70’s Shirts & #SustainableFashion
*this post on #sustainablefashion was originally posted in August 2012 but has been updated.
I ♥ 70’s Shirts. And I’m not talking about brand spanking new 70’s inspired shirts. I’m talking about ‘the real McCoy.’ The ones made to last, the ones that your mum or dad have kept for memories sake. Or the gems that you find when looking for hidden treasure at your local vintage store. They may not be made from silk. But their 100% polyester genes mean that their colour rarely fades. And they survive machine wash after wash and manage to keep their shape.
They might be not be to everyone’s taste and some patterns aren’t the most forgiving but depending on your personal style and how ‘on trend’ you try to be, when patterns make a comeback in the whole cycle that is fashion, you can always state you were ahead of the game!
Take for example the Aztec print shirt above, this patterned style only recently celebrated its revival on the catwalk. Or how about the flower powered shirt below, dressed with the right ensemble and worn with some attitude, it could easily resemble an outfit inspired by today’s Top Fashion Designers.
Where to Source Original Vintage Clothing
So where can you get your hands on your new best shirt? Try vintage stores, charity shops, go online or even ask your parents/grandparents! I bought these in a vintage store in Christchurch, New Zealand a number of years ago while on my travels. Not only have they been worn and washed 100 times or more but it has survived backpacking and festivals and is still fresh and stain free.
When I think of the 1970’s, I seldom think disco, I think Woodstock (although it actually took place in 1969), rock music, flares, platforms, women’s rights, individualism, peace protests and hippies. Probably all the usual things that a person would think of.
However I also think about how well the clothes were made back then.
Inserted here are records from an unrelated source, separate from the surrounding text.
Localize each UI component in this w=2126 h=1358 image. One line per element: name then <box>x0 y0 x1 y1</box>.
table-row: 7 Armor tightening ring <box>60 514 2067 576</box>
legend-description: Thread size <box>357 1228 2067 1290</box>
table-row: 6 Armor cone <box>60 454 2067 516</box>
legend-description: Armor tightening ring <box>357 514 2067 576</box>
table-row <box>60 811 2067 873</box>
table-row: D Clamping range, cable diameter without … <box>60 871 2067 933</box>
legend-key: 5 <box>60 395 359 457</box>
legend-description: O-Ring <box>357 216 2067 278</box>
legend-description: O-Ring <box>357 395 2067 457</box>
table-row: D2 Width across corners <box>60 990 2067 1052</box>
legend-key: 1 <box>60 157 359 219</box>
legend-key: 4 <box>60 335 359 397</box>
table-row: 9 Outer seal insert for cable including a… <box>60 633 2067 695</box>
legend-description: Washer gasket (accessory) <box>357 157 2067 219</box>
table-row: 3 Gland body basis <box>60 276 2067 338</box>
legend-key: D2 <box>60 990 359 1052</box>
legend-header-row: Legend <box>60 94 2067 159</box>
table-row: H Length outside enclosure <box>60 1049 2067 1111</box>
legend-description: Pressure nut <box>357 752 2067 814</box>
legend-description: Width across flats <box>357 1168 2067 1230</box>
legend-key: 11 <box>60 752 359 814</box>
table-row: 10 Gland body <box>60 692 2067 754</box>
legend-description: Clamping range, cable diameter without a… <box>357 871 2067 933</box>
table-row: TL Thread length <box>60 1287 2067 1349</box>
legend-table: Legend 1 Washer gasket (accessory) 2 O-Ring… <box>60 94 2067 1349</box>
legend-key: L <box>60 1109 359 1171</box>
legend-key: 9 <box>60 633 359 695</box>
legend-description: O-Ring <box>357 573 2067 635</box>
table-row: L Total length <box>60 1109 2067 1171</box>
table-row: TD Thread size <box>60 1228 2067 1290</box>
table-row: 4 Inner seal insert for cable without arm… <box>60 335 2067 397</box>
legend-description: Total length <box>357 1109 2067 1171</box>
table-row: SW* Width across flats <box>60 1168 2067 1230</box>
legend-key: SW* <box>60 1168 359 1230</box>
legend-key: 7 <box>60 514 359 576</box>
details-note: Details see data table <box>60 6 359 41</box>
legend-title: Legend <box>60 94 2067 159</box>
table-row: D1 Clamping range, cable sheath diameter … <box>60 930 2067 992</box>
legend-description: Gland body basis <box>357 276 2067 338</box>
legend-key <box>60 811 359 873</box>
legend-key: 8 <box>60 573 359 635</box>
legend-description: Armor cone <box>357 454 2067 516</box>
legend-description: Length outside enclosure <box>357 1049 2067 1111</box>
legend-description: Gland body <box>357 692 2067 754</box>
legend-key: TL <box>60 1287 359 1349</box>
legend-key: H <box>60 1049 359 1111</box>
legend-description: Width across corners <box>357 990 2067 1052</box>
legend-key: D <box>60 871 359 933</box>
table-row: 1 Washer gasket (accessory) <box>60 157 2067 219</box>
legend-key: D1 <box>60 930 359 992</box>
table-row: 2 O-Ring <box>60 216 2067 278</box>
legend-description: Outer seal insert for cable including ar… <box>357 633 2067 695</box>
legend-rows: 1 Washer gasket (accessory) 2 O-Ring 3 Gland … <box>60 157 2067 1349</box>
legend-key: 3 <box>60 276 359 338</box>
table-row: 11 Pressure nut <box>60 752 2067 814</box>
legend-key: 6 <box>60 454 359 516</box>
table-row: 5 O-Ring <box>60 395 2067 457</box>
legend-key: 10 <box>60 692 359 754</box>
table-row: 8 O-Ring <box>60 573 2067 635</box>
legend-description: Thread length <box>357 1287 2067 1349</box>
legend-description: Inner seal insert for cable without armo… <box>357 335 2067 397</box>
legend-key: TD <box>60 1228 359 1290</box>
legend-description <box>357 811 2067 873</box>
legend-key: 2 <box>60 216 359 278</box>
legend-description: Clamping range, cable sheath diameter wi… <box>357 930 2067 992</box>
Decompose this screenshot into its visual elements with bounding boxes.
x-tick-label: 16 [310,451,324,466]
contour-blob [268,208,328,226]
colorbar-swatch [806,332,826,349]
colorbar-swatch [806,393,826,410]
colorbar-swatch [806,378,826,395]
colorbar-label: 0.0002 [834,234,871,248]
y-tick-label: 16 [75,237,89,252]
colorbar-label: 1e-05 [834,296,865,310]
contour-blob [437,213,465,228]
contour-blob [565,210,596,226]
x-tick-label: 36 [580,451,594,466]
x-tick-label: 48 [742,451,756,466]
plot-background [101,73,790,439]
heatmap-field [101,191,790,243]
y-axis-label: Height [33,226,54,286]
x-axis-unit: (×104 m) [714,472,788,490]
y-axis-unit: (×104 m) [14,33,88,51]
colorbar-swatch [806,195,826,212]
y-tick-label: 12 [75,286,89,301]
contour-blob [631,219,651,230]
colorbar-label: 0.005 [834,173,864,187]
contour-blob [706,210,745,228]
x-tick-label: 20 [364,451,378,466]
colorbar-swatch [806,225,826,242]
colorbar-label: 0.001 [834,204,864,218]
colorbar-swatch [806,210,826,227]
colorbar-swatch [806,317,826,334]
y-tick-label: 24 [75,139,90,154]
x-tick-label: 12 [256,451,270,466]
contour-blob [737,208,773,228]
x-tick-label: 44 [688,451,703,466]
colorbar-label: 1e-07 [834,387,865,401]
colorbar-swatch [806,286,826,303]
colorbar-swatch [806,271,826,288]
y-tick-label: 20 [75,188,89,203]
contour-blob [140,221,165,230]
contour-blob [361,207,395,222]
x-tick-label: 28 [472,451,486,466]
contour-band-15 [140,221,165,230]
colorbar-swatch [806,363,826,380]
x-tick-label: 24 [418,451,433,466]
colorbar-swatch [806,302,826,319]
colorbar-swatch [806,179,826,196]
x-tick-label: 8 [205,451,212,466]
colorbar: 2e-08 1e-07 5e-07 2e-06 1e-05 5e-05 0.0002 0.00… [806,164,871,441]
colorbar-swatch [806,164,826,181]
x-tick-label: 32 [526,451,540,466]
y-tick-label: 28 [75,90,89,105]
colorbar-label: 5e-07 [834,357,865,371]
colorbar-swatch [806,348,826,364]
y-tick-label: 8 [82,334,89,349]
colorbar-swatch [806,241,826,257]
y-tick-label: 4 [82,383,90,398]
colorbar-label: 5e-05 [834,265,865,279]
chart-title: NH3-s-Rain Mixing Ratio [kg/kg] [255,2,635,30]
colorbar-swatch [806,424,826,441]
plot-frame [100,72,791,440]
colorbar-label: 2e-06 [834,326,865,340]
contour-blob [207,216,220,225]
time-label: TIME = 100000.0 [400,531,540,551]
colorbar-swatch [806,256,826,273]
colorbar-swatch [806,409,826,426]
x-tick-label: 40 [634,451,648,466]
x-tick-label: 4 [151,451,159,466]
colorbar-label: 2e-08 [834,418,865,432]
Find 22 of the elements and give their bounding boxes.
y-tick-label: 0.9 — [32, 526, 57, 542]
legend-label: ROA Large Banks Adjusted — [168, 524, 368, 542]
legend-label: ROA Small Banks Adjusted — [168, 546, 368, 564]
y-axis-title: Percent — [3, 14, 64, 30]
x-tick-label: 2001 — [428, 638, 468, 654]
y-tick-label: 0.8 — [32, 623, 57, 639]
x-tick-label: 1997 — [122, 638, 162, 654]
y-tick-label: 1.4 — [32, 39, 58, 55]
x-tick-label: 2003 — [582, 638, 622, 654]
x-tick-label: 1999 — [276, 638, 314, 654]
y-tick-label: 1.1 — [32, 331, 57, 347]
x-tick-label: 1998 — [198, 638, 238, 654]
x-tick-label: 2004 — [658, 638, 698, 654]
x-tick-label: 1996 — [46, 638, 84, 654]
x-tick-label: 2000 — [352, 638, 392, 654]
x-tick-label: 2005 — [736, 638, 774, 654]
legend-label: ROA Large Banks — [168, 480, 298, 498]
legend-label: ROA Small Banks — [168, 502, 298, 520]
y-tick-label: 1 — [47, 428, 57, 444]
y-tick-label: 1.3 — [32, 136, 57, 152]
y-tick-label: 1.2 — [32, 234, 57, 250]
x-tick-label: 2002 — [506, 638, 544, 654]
I can’t vouch for how environmentally friendly or ethical the factories they were made in were, it was the 70’s after all. What I can tell you though, is that going by the vintage stores I’ve visited, and the stores online I’ve seen, there must be tons of 1970’s clothes worldwide in pristine condition. This means that they’ve lasted 40 years already and most have years left in them to give.
The Majority of Throw-Away Clothes of Today
Now think of todays clothes, well the majority of them. Can you imagine them lasting as long? Can you imagine them for sale or worn by teenagers in 40 years time? I doubt you can.
The majority of ‘throwaway’ clothes nowadays aren’t built to last no matter how ethically ethos’ed the company who sells them claims to be. Of course ethical ethos and Fair Trade is a step in the right direction but now we need to tackle the tonnes of clothes that go to landfill each year. Want some examples? Well how about the 350,000 tonnes of clothes the people of UK throw away or what about the 10.5 million tonnes of clothes the people of United States throw away. Hard to fathom isn’t it. That amount of clothing yet those who threw them away still look in their over packed wardrobes and complain they have ‘nothing to wear.’ Do your part to change this, think #sustainablefashion and remember the words of British Fashion Designer Vivienne Westwood the next time you shop:
Buy Less, Choose Well and Make It Last
The 1970’s, and the children of the revolution. “No you won’t fool the children of the revolution” (T.Rex) … Are you a child of the revolution?